Charly Vincent, président des marins-pêcheurs, regrette le manque de discussion sur l’évolution institutionnelle jusqu’à ce jour.

« Nous ne pouvons pas évoluer si nous ne nous concentrons pas sur le monde économique. Il faut un délai long, il n’y a pas d’urgence. Nous ne consommons pas toutes les aides de l’Europe. Arrêtons ce combat de coq, ce combat d’égos ? Ayons une vision qui nous mette au travail. 40% des effectifs marins des DOM sont en Guadeloupe et nous n’avons même pas une école maritime. »

Tony Morvan, de la CCI-IG, demande à tirer les leçons des autres territoires, dont la Martinique qui, avec une collectivité unique, a des soucis…

« Le danger est que l’Etat profite de cette réforme pour transférer des compétences sans les moyens financiers «, dit-il, demandant des garanties fermes.

« La Guadeloupe mérite une réforme sérieuse, dans la transparence », conclut-il.

Les partis politiques entrent dans le débat.

Le CIPPA est représenté. L’ANG aussi, le PCG… les représentants des partis défilent.

Jules Otto, pour le PS :

Que disent-ils ? Ils ont participé aux discussions qui ont abouti au Congrès des élus.

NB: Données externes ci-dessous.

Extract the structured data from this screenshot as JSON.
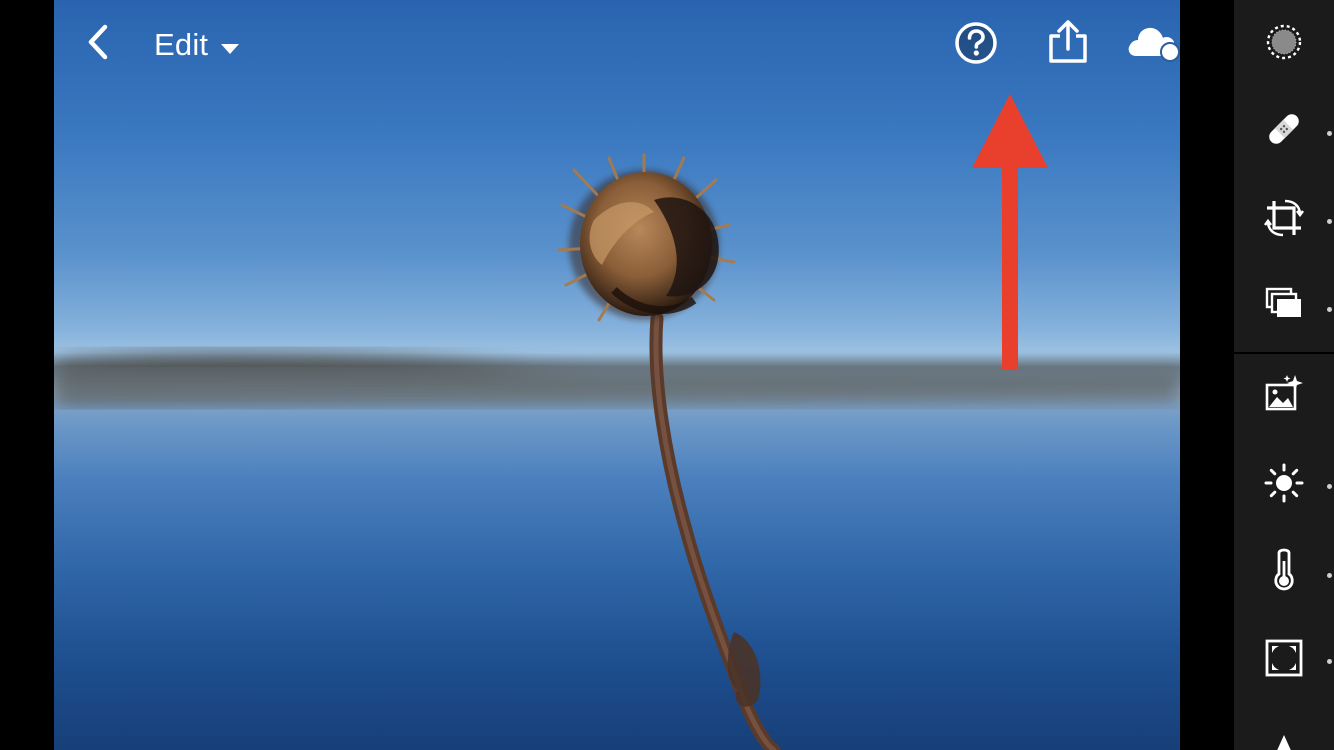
{
  "header": {
    "edit_label": "Edit"
  },
  "icons": {
    "back": "chevron-left-icon",
    "edit_dropdown": "caret-down-icon",
    "help": "question-circle-icon",
    "share": "share-icon",
    "cloud": "cloud-sync-icon",
    "more": "more-dots-icon"
  },
  "tools": [
    {
      "name": "selective",
      "icon": "selective-brush-icon"
    },
    {
      "name": "healing",
      "icon": "bandage-icon"
    },
    {
      "name": "crop",
      "icon": "crop-rotate-icon"
    },
    {
      "name": "presets",
      "icon": "presets-icon"
    },
    {
      "name": "auto",
      "icon": "auto-enhance-icon"
    },
    {
      "name": "light",
      "icon": "sun-icon"
    },
    {
      "name": "color",
      "icon": "thermometer-icon"
    },
    {
      "name": "effects",
      "icon": "vignette-frame-icon"
    },
    {
      "name": "detail",
      "icon": "triangle-icon"
    }
  ],
  "colors": {
    "annotation_arrow": "#e8402c",
    "panel_bg": "#1b1b1b",
    "icon": "#ffffff"
  }
}
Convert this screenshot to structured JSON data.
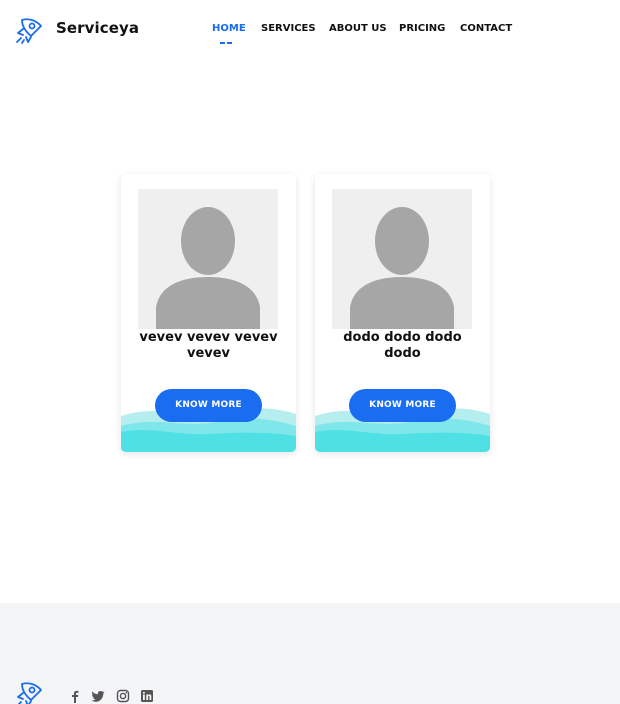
{
  "header": {
    "brand": "Serviceya",
    "nav": [
      {
        "label": "HOME",
        "active": true
      },
      {
        "label": "SERVICES",
        "active": false
      },
      {
        "label": "ABOUT US",
        "active": false
      },
      {
        "label": "PRICING",
        "active": false
      },
      {
        "label": "CONTACT",
        "active": false
      }
    ]
  },
  "cards": [
    {
      "name": "vevev vevev vevev vevev",
      "button": "KNOW MORE"
    },
    {
      "name": "dodo dodo dodo dodo",
      "button": "KNOW MORE"
    }
  ],
  "footer": {
    "social": [
      "facebook-icon",
      "twitter-icon",
      "instagram-icon",
      "linkedin-icon"
    ]
  },
  "colors": {
    "accent": "#1a6cf0",
    "wave_light": "#b6eef0",
    "wave_dark": "#4ee0e3",
    "footer_bg": "#f4f5f7"
  }
}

La plupart disent qu’il faut échanger, prendre son temps, apporter un projet précis, chiffré, explicité aux Guadeloupéens pour qu’ils votent en toute connaissance de cause.

L’Association des maires de Guadeloupe est représentée par le président Jocelyn Sapotille.

Que dit-il ? Qu’il constate ce qu’il a dit au moment du Congrès : « il y a un problème sur la méthode. Il y a des divergences sur le contenu, le fond. Personnellement, il y a un peuple guadeloupéen, qui a le droit de choisir dans quelles conditions il évolue : rester dans le statut quo, choisir  l’autonomie, voire  l’indépendance. C’est le peuple qui doit décider. La méthode doit donner la parole au peuple, aux représentants du peuple… aux conseillers municipaux. En toute indépendance. »

C’est sa proposition. Ary Chalus rappelle que lors de son intervention au Congrès, chaque conseiller soit consulté « comme nous le faisons aux sénatoriales. »

En fait, et il donne l’article de loi, les conseillers municipaux, comme les conseillers régionaux et départementaux, peuvent délibérer sur les résolutions du Congrès.

Laurence Maquiaba, de l’ANG :

Olivier Serva, député de la Guadeloupe, est invité à s’exprimer. Il salue « la belle initiative » de la Région. il pose la question : quelle doit être la trajectoire de la Guadeloupe dans les trente années à venir ?

Le député parle de géothermie, propre, disponible, « qui nous appartient. » Il parle de tourisme de qualité, de formation de qualité, d’eau. « Que faire pour l’eau ? Il manque 250 millions d’euros sur 4 ans. L’Etat a donné 213 millions d’euros. Je propose que nous fassions, avec l’Etat, nous conseils régional et départemental, un prêt pour 37 millions d’euros. Nous aurons une trajectoire claire, financée. »

Les sargasses. « Que devient le GIP Sargasses ? Ça traîne. »

La sécurité ? « Le ministre vient, il faut lui parler. Nous voulons un radar côtier, 1,3 million, un bateau, une équipe de renseignements… »

La CTAP, à la main de la Région, je souhaite que les parlementaires soient invités…

Ary Chalus rectifie : la Région Guadeloupe a mis, avec le FEDER, 260 millions pour l’eau. Plus que l’Etat. « Nous avons deux garanties de 50 millions de la Région et du Département. »

Rody Tolassy, député européen (RN), s’adresse à ses « chers compatriotes. »

Il regrette ne pas avoir été invité au Congrès des élus alors qu’il est un élu du peuple.

Il rappelle qu’il travaille pour la Guadeloupe et les Guadeloupéens, sans voir l’étiquette politique.

« Ce n’est pas en changeant de statut qu’on va résoudre les problèmes. Ce qu’il nous faut, c’est un cap », conclut-il.

Jean-Yves Ramassamy, de l’Union des Professionnels.

Il explique que les entreprises sont en danger. « Elles ont une pression de l’Etat depuis deux mois, pression fiscale et sociale. »

Les présidents du CESER et du CCEE font un résumé de la matinée.

Cet après-midi, ils animeront le débat sur les résolutions adoptées par le Congrès des élus, en juin.